A possibilidade de divórcio extrajudicial mesmo com filhos menores ou com outra incapacidade

*Isabella Moraes Lopes

O tema “divórcio” sempre foi tratado de modo distinto a depender se o casal possui ou não filhos incapazes. Em caso de não possuírem, há tempos já é permitido ao casal se divorciar de modo extrajudicial, em Cartório. Ao contrário disso, o casal necessariamente precisaria se socorrer ao Judiciário para, entre outras coisas, promover o rompimento do vínculo matrimonial por meio de Ação Judicial.

A partir do dia 17 de fevereiro de 2020, entretanto, este cenário será leve, porém, consideravelmente alterado em Goiás.

Neste mês de fevereiro, entrará em vigor o Provimento nº 42/2019 da Corregedoria Geral da Justiça do Estado de Goiás, o qual, de modo inédito, foi editado a fim de possibilitar que casais, ainda que possuam em comum filhos incapazes, dissolvam o vínculo conjugal consensualmente em Cartório – o que, até então, repita-se, só era possível judicialmente.

A novidade se consubstanciará no acréscimo do art. 84-A ao Código e Normas e Procedimentos do Foro Extrajudicial da CGJ-GO, dispositivo que prevê a possibilidade de lavrar-se escritura pública de separação, divórcio ou extinção de união estável consensuais, ainda que o casal conte com filhos incapazes (por exemplo, filhos menores) ou que haja nascituro (feto), condicionado a um único requisito: a comprovação do prévio ajuizamento de ação judicial que trate das questões referentes à guarda, visitação e alimentos.

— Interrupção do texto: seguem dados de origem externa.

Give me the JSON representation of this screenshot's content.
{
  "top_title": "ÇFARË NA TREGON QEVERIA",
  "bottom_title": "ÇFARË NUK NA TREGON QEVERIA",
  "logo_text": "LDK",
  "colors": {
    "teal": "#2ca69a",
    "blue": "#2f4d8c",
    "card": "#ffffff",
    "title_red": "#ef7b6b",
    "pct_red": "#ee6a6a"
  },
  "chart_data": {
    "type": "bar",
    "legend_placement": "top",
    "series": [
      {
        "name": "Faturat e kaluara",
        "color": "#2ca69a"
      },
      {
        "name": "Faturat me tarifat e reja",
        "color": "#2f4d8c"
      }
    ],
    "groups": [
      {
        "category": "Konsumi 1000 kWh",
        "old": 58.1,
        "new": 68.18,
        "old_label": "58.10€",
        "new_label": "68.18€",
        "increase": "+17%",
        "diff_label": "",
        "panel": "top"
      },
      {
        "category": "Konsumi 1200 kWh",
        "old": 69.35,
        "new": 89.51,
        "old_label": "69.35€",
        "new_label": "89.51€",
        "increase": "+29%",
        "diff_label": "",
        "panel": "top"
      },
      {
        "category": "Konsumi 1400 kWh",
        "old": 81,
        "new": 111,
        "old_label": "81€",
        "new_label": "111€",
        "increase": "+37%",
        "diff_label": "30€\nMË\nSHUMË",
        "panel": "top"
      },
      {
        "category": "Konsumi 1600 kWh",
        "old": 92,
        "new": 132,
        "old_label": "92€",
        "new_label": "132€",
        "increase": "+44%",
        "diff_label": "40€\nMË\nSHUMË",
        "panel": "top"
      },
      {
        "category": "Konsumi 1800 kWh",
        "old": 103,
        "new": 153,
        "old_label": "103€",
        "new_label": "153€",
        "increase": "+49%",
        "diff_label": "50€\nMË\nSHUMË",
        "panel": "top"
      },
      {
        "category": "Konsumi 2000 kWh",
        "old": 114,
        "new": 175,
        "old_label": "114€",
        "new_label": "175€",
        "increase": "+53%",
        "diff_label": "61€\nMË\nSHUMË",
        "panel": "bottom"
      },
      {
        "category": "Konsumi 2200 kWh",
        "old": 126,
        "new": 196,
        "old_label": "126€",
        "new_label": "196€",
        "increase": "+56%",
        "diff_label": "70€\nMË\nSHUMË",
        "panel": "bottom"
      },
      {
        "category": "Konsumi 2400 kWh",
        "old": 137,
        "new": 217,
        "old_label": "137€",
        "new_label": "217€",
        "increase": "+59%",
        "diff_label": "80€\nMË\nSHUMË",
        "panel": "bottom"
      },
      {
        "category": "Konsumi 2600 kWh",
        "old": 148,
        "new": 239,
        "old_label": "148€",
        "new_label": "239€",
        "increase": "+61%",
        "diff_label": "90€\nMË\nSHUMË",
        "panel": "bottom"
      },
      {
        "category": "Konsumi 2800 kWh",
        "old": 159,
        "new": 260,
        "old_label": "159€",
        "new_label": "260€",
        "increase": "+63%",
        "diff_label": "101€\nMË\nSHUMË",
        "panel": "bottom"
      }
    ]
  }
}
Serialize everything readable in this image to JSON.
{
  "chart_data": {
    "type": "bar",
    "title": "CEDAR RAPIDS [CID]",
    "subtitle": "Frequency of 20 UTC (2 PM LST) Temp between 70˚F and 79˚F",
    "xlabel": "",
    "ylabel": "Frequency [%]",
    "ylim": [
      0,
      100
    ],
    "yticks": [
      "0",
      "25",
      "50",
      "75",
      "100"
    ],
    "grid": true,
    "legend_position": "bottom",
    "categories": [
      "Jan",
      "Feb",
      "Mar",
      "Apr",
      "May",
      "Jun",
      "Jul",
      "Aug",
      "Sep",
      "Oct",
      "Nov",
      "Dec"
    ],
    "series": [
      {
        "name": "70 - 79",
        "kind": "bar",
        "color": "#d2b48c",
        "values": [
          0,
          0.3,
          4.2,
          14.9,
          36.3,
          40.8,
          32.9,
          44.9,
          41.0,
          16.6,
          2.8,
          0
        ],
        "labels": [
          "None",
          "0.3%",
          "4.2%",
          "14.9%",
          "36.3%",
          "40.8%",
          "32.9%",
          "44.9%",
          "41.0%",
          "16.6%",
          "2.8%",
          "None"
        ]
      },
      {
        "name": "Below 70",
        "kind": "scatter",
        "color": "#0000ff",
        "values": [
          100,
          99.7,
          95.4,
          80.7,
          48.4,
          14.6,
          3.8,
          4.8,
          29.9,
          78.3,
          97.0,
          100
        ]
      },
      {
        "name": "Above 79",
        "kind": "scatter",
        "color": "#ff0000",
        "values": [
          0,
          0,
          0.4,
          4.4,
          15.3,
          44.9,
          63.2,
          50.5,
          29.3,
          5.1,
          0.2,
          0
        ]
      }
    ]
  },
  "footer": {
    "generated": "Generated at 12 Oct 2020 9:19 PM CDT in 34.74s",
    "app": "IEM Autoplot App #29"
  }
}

A novidade nada mais é do que uma releitura por parte da CGJ-GO (órgão de orientação, controle e fiscalização dos serviços notariais e de registro em Goiás) do artigo 173 do Código de Processo Civil de 2015, dispositivo legal que à época já era tido como inovador, afinal, “regulamentou o divórcio extrajudicial”. Ocorre que o legislador, embora comovido pelo fenômeno da desjudicialização proposto pelo Código de Processo Civil de 2015, temeu pela proteção dos vulneráveis e condicionou o divórcio extrajudicial à ausência de nascituros ou filhos incapazes.

Se com relação a esse tema o legislador foi inovador, a CGJ-GO foi renovadora!

Após alguns anos de vigência do atual Código de Processo Civil, mostrou-se perfeitamente possível ir um pouco além, em observância aos próprios princípios basilares do referido diploma legal: admitir-se-á que indivíduos capazes e acordados quanto ao rompimento de seu vínculo conjugal busquem por uma via mais célere a extinção do vínculo que os une, e, paralelamente, ainda se garantirá a proteção aos menores,  incapazes e nascituros eventualmente envolvidos, exigindo-se, para os pontos que digam respeito à esfera destes, o ajuizamento de uma Ação Judicial.

Temos, portanto, que embora a CGJ-GO tenha excedido disposições legais, a vontade do legislador permanecerá intacta, visto que ainda será indispensável a judicialização das questões inerentes às figuras de maior fragilidade no seio familiar.  O que foi facilitado, afinal, foi a dissolução conjugal em si, a qual entende-se que deve ser desjudicializada pela a sua própria natureza (vale lembrar que trata-se de um direito potestativo, incontestável judicialmente à luz da legislação vigente).

Ainda, merece destaque que o CGJ-GO foi além do que outras Corregedorias de grandes estados promoveram até aqui (entre eles, SP, RJ, RS e BA): não se exigirá a “resolução prévia e judicial” das questões referentes aos filhos do casal, mas tão somente “o prévio ajuizamento” das ações judiciais correspondentes. A redação dada pela CGJ-GO ao novo dispositivo preza, sobretudo, pela eficácia do permissivo diante dos nefastos efeitos da demora jurisdicional.

Fato é que o Provimento nº 42/2019 da CGJ-GO é um grande avanço, visto que, sem sombra de dúvidas, não beneficiará apenas as partes, que não mais terão de suportar os efeitos de um vínculo conjugal que já está desfeito de fato, mas principalmente a máquina pública, com o afastamento de demandas excedentes. É, portanto, uma conquista que se estenderá, indiretamente, a todos os cidadãos goianos.

*Isabella Moraes Lopes é advogada no escritório GMPR Advogados, Pós-graduanda em Direito de Família e Sucessões.